India's inflation barely budged in September, staying stubbornly outside the Reserve Bank of India’s (RBI) comfort zone and girding the market for another interest rate rise even as policymakers around the world mull easing rates to stimulate a weak global economy.
The RBI has raised rates a dozen times since March 2010, but price rises have not slowed.
The market has factored in one more rate rise this year, even if the RBI decides not to tighten rates at its next policy meeting on Oct. 25.
The bank has vowed to keep up its inflation fight despite heavy resistance from business leaders and politicians over an industrial slowdown and weaker investment demand.
After the data release, a deputy governor of the RBI, K.C. Chakrabarty, said inflation was still too high due to external factors, adding industrial production costs needed to come down to fight prices.
A jump in fuel prices drove the wholesale price index up 9.72 per cent versus a year earlier, government data showed on Friday, almost in line with a Reuters poll of analysts and inching up from 9.78 per cent in August.
"Even if regional policymakers shift towards an accommodative bias, India's unique circumstances, amidst structural bottlenecks, will make it difficult for the RBI to toe their line," said Radhika Rao, economist at Forecast PTE in Singapore.
"Steep depreciation in the rupee in Q3 also complicated the authorities' anti-inflationary stance, with 25 bps hike baked into the October rate meet," Rao said.
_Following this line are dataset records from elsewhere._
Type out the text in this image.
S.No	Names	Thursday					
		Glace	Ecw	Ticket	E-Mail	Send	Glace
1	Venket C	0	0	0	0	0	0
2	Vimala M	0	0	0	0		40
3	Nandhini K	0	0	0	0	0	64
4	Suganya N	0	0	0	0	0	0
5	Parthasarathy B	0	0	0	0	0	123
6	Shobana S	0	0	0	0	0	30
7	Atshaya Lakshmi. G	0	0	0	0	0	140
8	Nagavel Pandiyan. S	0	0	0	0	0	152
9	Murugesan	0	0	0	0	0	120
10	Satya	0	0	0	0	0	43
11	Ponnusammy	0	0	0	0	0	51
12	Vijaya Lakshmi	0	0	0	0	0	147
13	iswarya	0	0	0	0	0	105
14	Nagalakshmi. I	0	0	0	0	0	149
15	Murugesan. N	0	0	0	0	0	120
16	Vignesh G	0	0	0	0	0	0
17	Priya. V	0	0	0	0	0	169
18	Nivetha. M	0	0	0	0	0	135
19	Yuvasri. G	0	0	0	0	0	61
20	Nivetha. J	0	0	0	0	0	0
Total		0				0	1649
Other central banks in Asia and Latin America have turned dovish as growth weakens under the weight of debt problems in the United States and the euro zone. Indonesia jumped ahead of its neighbours on Tuesday with a quarter per centage point cut.
Not everybody expects India to raise rates again, however.
Pressure is mounting for a pause in monetary tightening that has pushed the repo rate to 8.25 per cent, the highest in three years.
India is usually more insulated from global headwinds because its growth is driven by domestic demand rather than exports.
On the inflation side, many warn monetary policy alone will not rein in prices that are being driven up by bottlenecks affecting food distribution as the growing middle-class consumes more meat and dairy products.
"On the supply side there is little momentum for reforms in agriculture to increase yields and on improving efficiency in the supply chain," Seema Desai of political risk analysts Eurasia Group said in a report.
Inflation has been compounded by weakness in the rupee, which has lost nearly 9 per cent so far this year and remains the worst performer among major Asian peers. The higher price of imported goods including oil has fed through to consumers.
The manufacturing sector in particular has been hard hit, with annual production growth down to low single digits for two consecutive months last quarter.
Meanwhile, government bond yields continue to rise as liquidity stays tight in the rupee money markets. Analysts suspect the central bank may be forced to inject funds either through open market operations or by cutting bank reserve requirements if the deficit in the short-term cash markets stays above its comfort limits for a long time.
The benchmark 10-year bond yield was at 8.78 per cent, after easing 1 basis point to 8.77 per cent immediately after the data was released.